Monday, November 29, 2010

After Adding TCU, Will the Big East Now Split In Two?


TCU announced today that it was leaving the Mountain West Conference for the Big East. Makes sense because nothing says "East" like Texas (or Louisville, Marquette, DePaul).

The move gives the conference a rising football power ... making it a 9-team football conference. It also makes the hoops side of things a 17-team conference where everyone will play each other once and every team gets two "repeat games". The Big East also extended a invite for Villanova to move their football program up from FCS to become the 10th football member (Nova is already a member in all other sports).

With the conference ballooning up to ridiculous heights, will a break up of the Big East happen? After all, with football running things there is no reason for many of the schools to keep carrying the others.

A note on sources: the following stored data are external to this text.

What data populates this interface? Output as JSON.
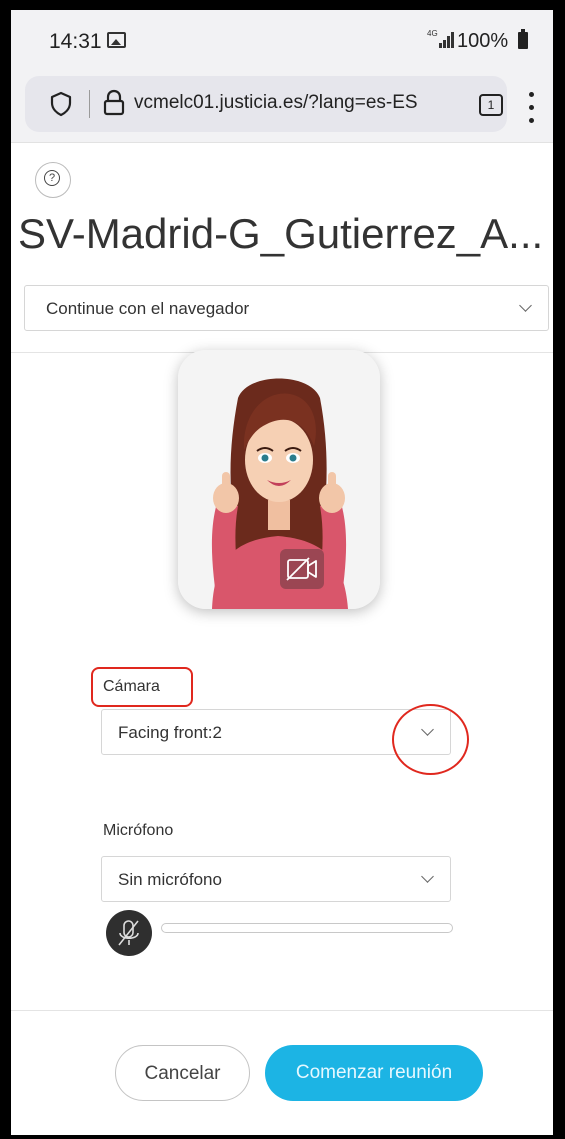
{
  "status_bar": {
    "time": "14:31",
    "network_type": "4G",
    "battery": "100%"
  },
  "browser": {
    "url": "vcmelc01.justicia.es/?lang=es-ES",
    "tab_count": "1"
  },
  "help": {
    "icon": "?"
  },
  "meeting": {
    "title": "SV-Madrid-G_Gutierrez_A...",
    "join_option": "Continue con el navegador"
  },
  "camera": {
    "label": "Cámara",
    "selected": "Facing front:2"
  },
  "microphone": {
    "label": "Micrófono",
    "selected": "Sin micrófono",
    "level": 0
  },
  "actions": {
    "cancel": "Cancelar",
    "start": "Comenzar reunión"
  },
  "colors": {
    "accent": "#1cb4e4",
    "annotation": "#e0281e"
  }
}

With TCU in the fold, the football members would be smart to break off into their own conference (TCU, Syracuse, Pitt, West Virginia, UConn, South Florida, Cincinnati, Rutgers and Louisville). That would leave the non-football members (Notre Dame, Villanova, Georgetown, St. John's, Providence, Seton Hall, Marquette and DePaul) to hold their own hoops conference.

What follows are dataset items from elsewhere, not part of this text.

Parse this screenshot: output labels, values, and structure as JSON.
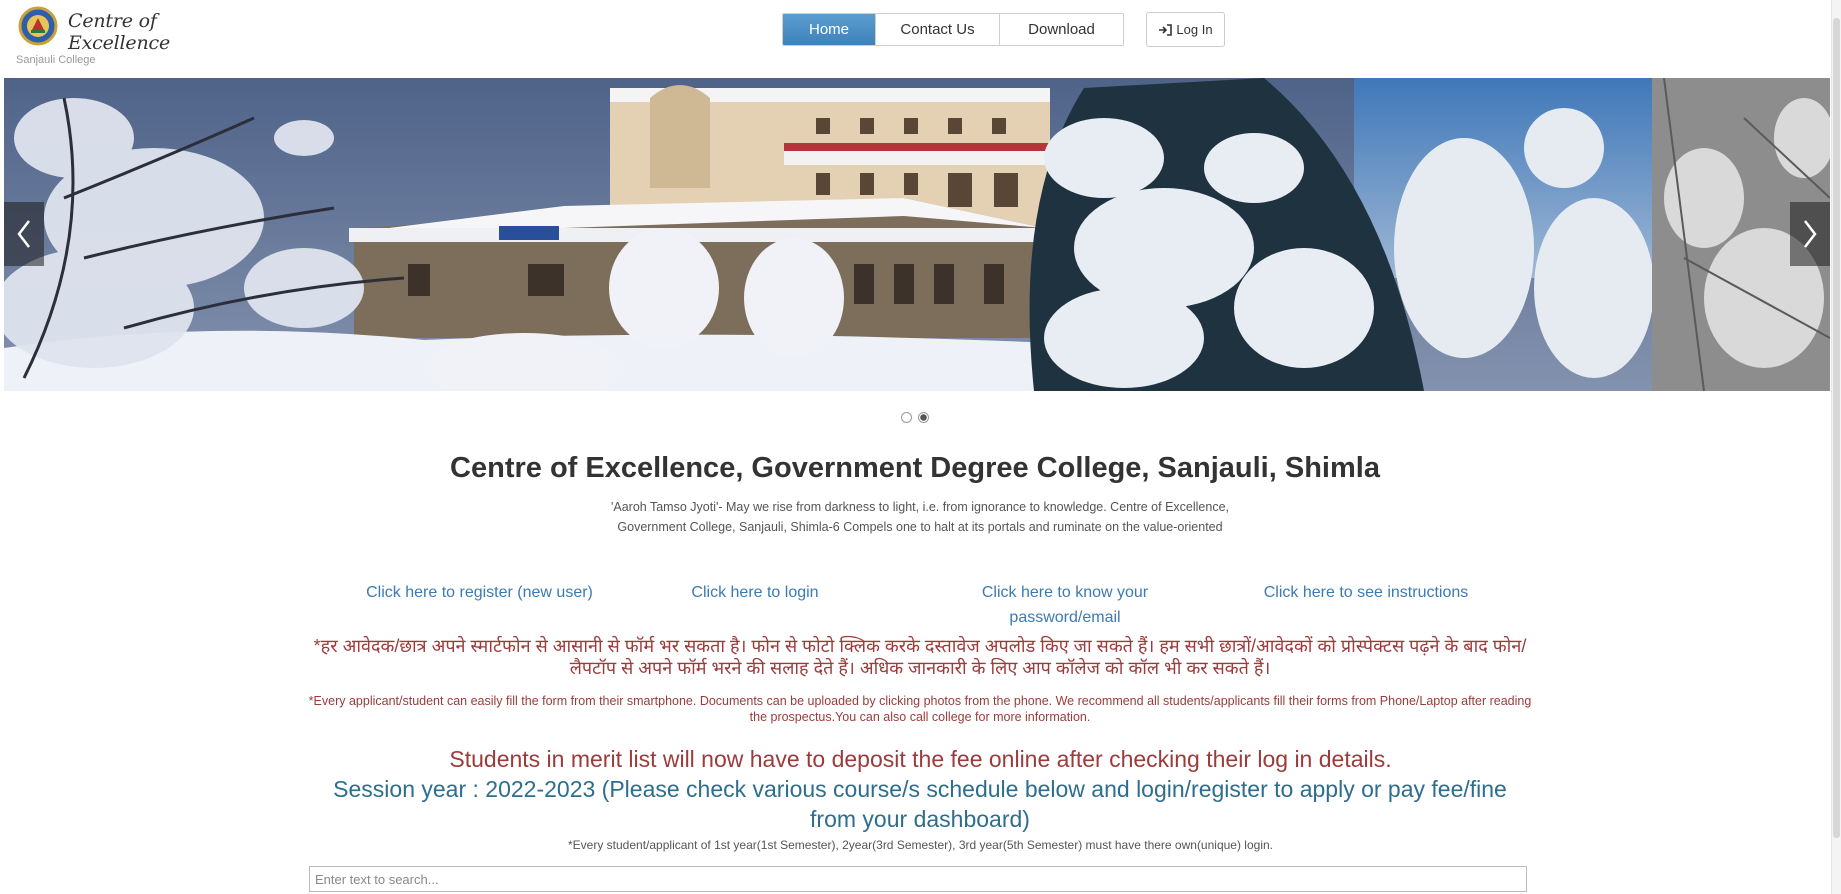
{
  "header": {
    "logo_title": "Centre of Excellence",
    "logo_subtitle": "Sanjauli College",
    "nav": {
      "home": "Home",
      "contact": "Contact Us",
      "download": "Download"
    },
    "login_label": "Log In"
  },
  "carousel": {
    "slide_count": 2,
    "active_slide": 2
  },
  "main": {
    "title": "Centre of Excellence, Government Degree College, Sanjauli, Shimla",
    "intro": "'Aaroh Tamso Jyoti'- May we rise from darkness to light, i.e. from ignorance to knowledge. Centre of Excellence, Government College, Sanjauli, Shimla-6 Compels one to halt at its portals and ruminate on the value-oriented",
    "links": {
      "register": "Click here to register (new user)",
      "login": "Click here to login",
      "password": "Click here to know your password/email",
      "instructions": "Click here to see instructions"
    },
    "hindi_note": "*हर आवेदक/छात्र अपने स्मार्टफोन से आसानी से फॉर्म भर सकता है। फोन से फोटो क्लिक करके दस्तावेज अपलोड किए जा सकते हैं। हम सभी छात्रों/आवेदकों को प्रोस्पेक्टस पढ़ने के बाद फोन/लैपटॉप से अपने फॉर्म भरने की सलाह देते हैं। अधिक जानकारी के लिए आप कॉलेज को कॉल भी कर सकते हैं।",
    "english_note": "*Every applicant/student can easily fill the form from their smartphone. Documents can be uploaded by clicking photos from the phone. We recommend all students/applicants fill their forms from Phone/Laptop after reading the prospectus.You can also call college for more information.",
    "merit_notice": "Students in merit list will now have to deposit the fee online after checking their log in details.",
    "session_notice": "Session year : 2022-2023 (Please check various course/s schedule below and login/register to apply or pay fee/fine from your dashboard)",
    "unique_login_note": "*Every student/applicant of 1st year(1st Semester), 2year(3rd Semester), 3rd year(5th Semester) must have there own(unique) login."
  },
  "search": {
    "placeholder": "Enter text to search..."
  },
  "colors": {
    "nav_active": "#4a8fc6",
    "link": "#3b7bb4",
    "notice_red": "#9c3b3b",
    "session_teal": "#2d6e8e"
  }
}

Those football schools don't really need the others. In fact, aside from losing Nova and G'town (Marquette and Notre Dame would be marginal losses), the football schools actually make up a more powerful hoops conference. Syracuse, UConn and Louisville have all won National Championships over the last 25 years while Pitt, West Virginia and Cincinnati have been powerhouses during that span. Rutgers is becoming more of a force leaving only TCU and South Florida as the only "bottom feeders".

Not like the non-football schools. Sure St. John's is trying to turn around their fortunes. So is DePaul and Seton Hall. But aside from losing New York City as the epicenter of the conference (which they still could host their tournament there with Rutgers still around), is there any other real loss?

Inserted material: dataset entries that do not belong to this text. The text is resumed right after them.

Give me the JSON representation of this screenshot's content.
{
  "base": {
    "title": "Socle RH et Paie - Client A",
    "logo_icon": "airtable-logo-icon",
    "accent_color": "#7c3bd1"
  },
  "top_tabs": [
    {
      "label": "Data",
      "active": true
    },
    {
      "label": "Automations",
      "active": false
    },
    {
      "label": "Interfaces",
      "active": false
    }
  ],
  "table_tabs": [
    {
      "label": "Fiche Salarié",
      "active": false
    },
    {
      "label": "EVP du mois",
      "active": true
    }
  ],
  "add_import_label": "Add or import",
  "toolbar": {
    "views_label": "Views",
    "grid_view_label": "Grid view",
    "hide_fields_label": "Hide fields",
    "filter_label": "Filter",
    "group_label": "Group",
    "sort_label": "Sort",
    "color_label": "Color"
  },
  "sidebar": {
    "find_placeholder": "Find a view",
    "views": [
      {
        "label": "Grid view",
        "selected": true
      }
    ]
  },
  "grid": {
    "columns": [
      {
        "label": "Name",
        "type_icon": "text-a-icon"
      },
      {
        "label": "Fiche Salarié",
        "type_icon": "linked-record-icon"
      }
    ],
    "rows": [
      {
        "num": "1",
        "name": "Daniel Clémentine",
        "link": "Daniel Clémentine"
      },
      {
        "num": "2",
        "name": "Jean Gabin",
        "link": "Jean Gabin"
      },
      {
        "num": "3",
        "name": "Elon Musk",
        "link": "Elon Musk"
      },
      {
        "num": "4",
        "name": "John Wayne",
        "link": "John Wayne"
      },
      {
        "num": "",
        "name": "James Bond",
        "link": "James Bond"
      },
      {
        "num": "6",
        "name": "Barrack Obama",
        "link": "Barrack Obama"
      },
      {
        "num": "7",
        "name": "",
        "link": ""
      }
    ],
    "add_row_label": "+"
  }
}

Maybe. Notre Dame has a big national following. You would also lose the Philadelphia, Washington, New York, Chicago and Milwaukee markets ... something the Big East really doesn't want to give up. But maybe they all work something out and just have two separate "divisions" in the Big East Conference ... similar to how the NFC and AFC work in the NFL. They have their own divisions and do their thing but also can play some games against teams in the other division. Breaking up from a hoops standpoint doesn't make total sense.

But if there is anything we've learned about this conference realignment is that basketball doesn't matter. After all, why in the hell would TCU want to go to the Big East? Recruiting? TV exposure? The great basketball tradition? No, they want to go there so they can whip the other schools in football and have an easier time to a BCS game. I mean, TCU had to be PERFECT to get into a BCS bowl this year. Meanwhile, a mediocre UConn team could be the representative from the Big East in a BCS bowl.

Football drives this all. So it wouldn't surprise me to see the football schools leave the others behind.